Pediatric Surgery Division, Department of Surgery, Faculty of Medicine, Public Health and Nursing, Universitas Gadjah Mada/Dr, Sardjito Hospital, Yogyakarta, 55281, Indonesia.
Department of Child Health, Faculty of Medicine, Public Health and Nursing, Universitas Gadjah Mada, UGM Academic Hospital, Yogyakarta, 55291, Indonesia.
Sci Rep. 2022 Aug 17;12(1):13911. doi: 10.1038/s41598-022-17846-0.

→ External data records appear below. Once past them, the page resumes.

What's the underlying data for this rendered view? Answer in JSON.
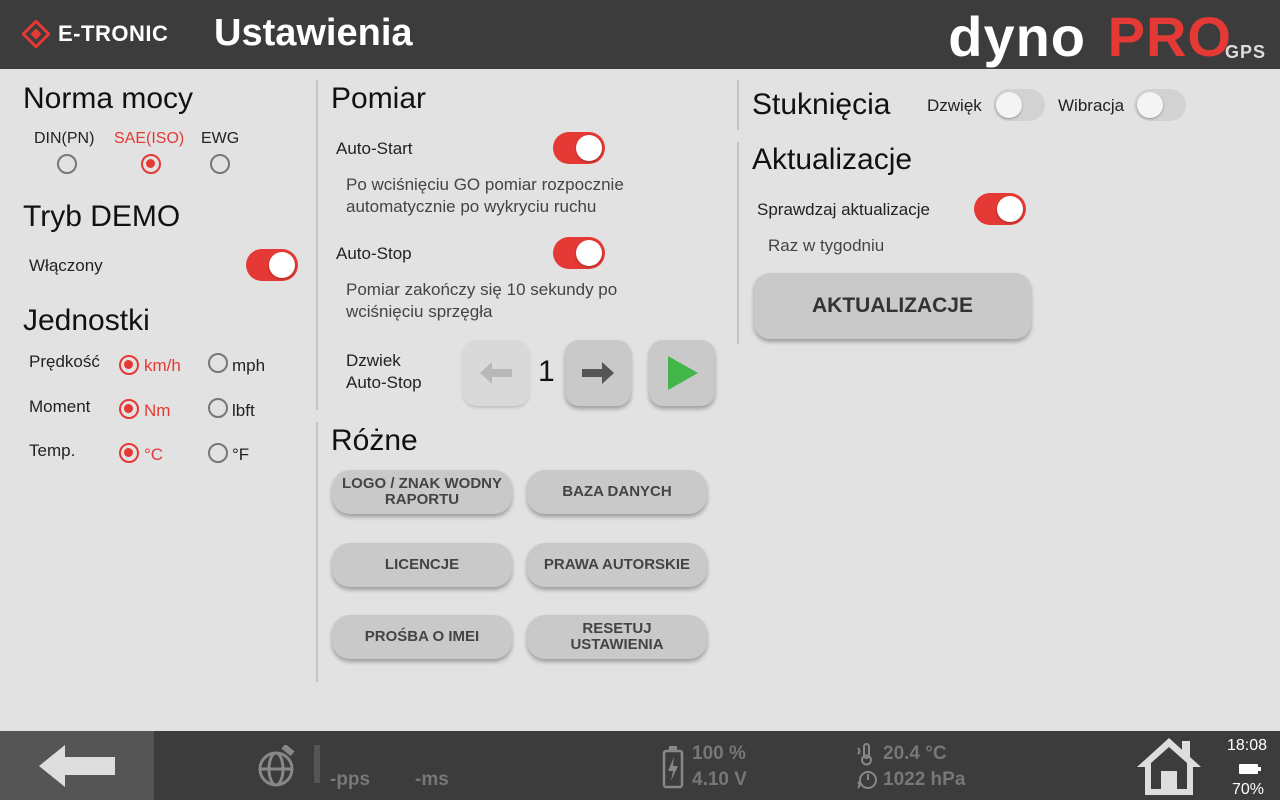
{
  "header": {
    "brand": "E-TRONIC",
    "title": "Ustawienia",
    "product_main": "dyno",
    "product_accent": "PRO",
    "product_sub": "GPS"
  },
  "norma": {
    "title": "Norma mocy",
    "options": [
      {
        "label": "DIN(PN)",
        "selected": false
      },
      {
        "label": "SAE(ISO)",
        "selected": true
      },
      {
        "label": "EWG",
        "selected": false
      }
    ]
  },
  "demo": {
    "title": "Tryb DEMO",
    "label": "Włączony",
    "on": true
  },
  "units": {
    "title": "Jednostki",
    "rows": [
      {
        "label": "Prędkość",
        "opt1": "km/h",
        "opt2": "mph"
      },
      {
        "label": "Moment",
        "opt1": "Nm",
        "opt2": "lbft"
      },
      {
        "label": "Temp.",
        "opt1": "°C",
        "opt2": "°F"
      }
    ]
  },
  "pomiar": {
    "title": "Pomiar",
    "autostart_label": "Auto-Start",
    "autostart_desc_1": "Po wciśnięciu GO pomiar rozpocznie",
    "autostart_desc_2": "automatycznie po wykryciu ruchu",
    "autostop_label": "Auto-Stop",
    "autostop_desc_1": "Pomiar zakończy się 10 sekundy po",
    "autostop_desc_2": "wciśnięciu sprzęgła",
    "sound_label_1": "Dzwiek",
    "sound_label_2": "Auto-Stop",
    "sound_value": "1"
  },
  "rozne": {
    "title": "Różne",
    "btn_logo_1": "LOGO / ZNAK WODNY",
    "btn_logo_2": "RAPORTU",
    "btn_baza": "BAZA DANYCH",
    "btn_licencje": "LICENCJE",
    "btn_prawa": "PRAWA AUTORSKIE",
    "btn_imei": "PROŚBA O IMEI",
    "btn_reset_1": "RESETUJ",
    "btn_reset_2": "USTAWIENIA"
  },
  "stukniecia": {
    "title": "Stuknięcia",
    "sound_label": "Dzwięk",
    "vibration_label": "Wibracja"
  },
  "aktualizacje": {
    "title": "Aktualizacje",
    "check_label": "Sprawdzaj aktualizacje",
    "frequency": "Raz w tygodniu",
    "button": "AKTUALIZACJE"
  },
  "footer": {
    "pps": "-pps",
    "ms": "-ms",
    "battery_pct": "100 %",
    "voltage": "4.10 V",
    "temperature": "20.4 °C",
    "pressure": "1022 hPa",
    "time": "18:08",
    "device_battery": "70%"
  },
  "colors": {
    "accent": "#e53935",
    "header_bg": "#3c3c3c",
    "panel_bg": "#e2e2e2",
    "button_bg": "#c9c9c9",
    "play_green": "#43b649"
  }
}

Necrotizing enterocolitis (NEC) is responsible for most morbidity and mortality in neonates. Early recognition of the clinical deterioration in newborns with NEC is essential to enhance the referral and management and potentially improve the outcomes. Here, we aimed to identify the prognostic factors and associate them with the clinical deterioration of preterm neonates with NEC. We analyzed the medical records of neonates with NEC admitted to our hospital from 2016 to 2021. We ascertained 214 neonates with NEC. The area under the receiver operating characteristic (ROC) curve and cut-off level of age at onset, C-reactive protein (CRP), leukocyte count, and platelet count for the clinical deterioration of preterm neonates with NEC was 0.644 and 10.5 days old, 0.694 and 4.5 mg/L, 0.513 and 12,200/mm, and 0.418 and 79,500/mm, respectively. Late-onset, history of blood transfusion, thrombocytopenia, and elevated CRP were significantly associated with the clinical deterioration of neonates with NEC (p = < 0.001, 0.017, 0.001, and < 0.001, respectively), while leukocytosis, gestational age, and birth weight were not (p = 0.073, 0.274, and 0.637, respectively). Multivariate analysis revealed that late-onset and elevated CRP were strongly associated with the clinical deterioration of neonates with NEC, with an odds ratio of 3.25 (95% CI = 1.49-7.09; p = 0.003) and 3.53 (95% CI = 1.57-7.95; p = 0.002), respectively. We reveal that late-onset and elevated CRP are the independent prognostic factor for the clinical deterioration of preterm neonates with NEC. Our findings suggest that we should closely monitor preterm neonates with NEC, particularly those with late-onset of the disease and those with an elevated CRP, to prevent further clinical deterioration and intervene earlier if necessary.
坏死性小肠结肠炎(NEC)是导致新生儿发病和死亡的主要原因。早期识别 NEC 新生儿的临床恶化对于提高转介和管理水平,并有可能改善预后至关重要。在这里,我们旨在确定预后因素,并将其与 NEC 早产儿的临床恶化相关联。我们分析了 2016 年至 2021 年我院收治的 NEC 新生儿的病历。我们确定了 214 例 NEC 新生儿。发病年龄、C 反应蛋白(CRP)、白细胞计数和血小板计数的受试者工作特征(ROC)曲线下面积和截断值,对于 NEC 早产儿临床恶化的预测价值分别为 0.644 和 10.5 天、0.694 和 4.5mg/L、0.513 和 12,200/mm 和 0.418 和 79,500/mm。晚发型、输血史、血小板减少症和 CRP 升高与 NEC 新生儿的临床恶化显著相关(p<0.001、0.017、0.001 和<0.001),而白细胞增多症、胎龄和出生体重则没有(p=0.073、0.274 和 0.637)。多变量分析显示,晚发型和 CRP 升高与 NEC 新生儿的临床恶化密切相关,其优势比分别为 3.25(95%可信区间为 1.49-7.09;p=0.003)和 3.53(95%可信区间为 1.57-7.95;p=0.002)。我们揭示了晚发型和 CRP 升高是 NEC 早产儿临床恶化的独立预后因素。我们的研究结果表明,我们应该密切监测 NEC 早产儿,特别是那些晚发型疾病和 CRP 升高的患儿,以防止病情进一步恶化,并在必要时尽早干预。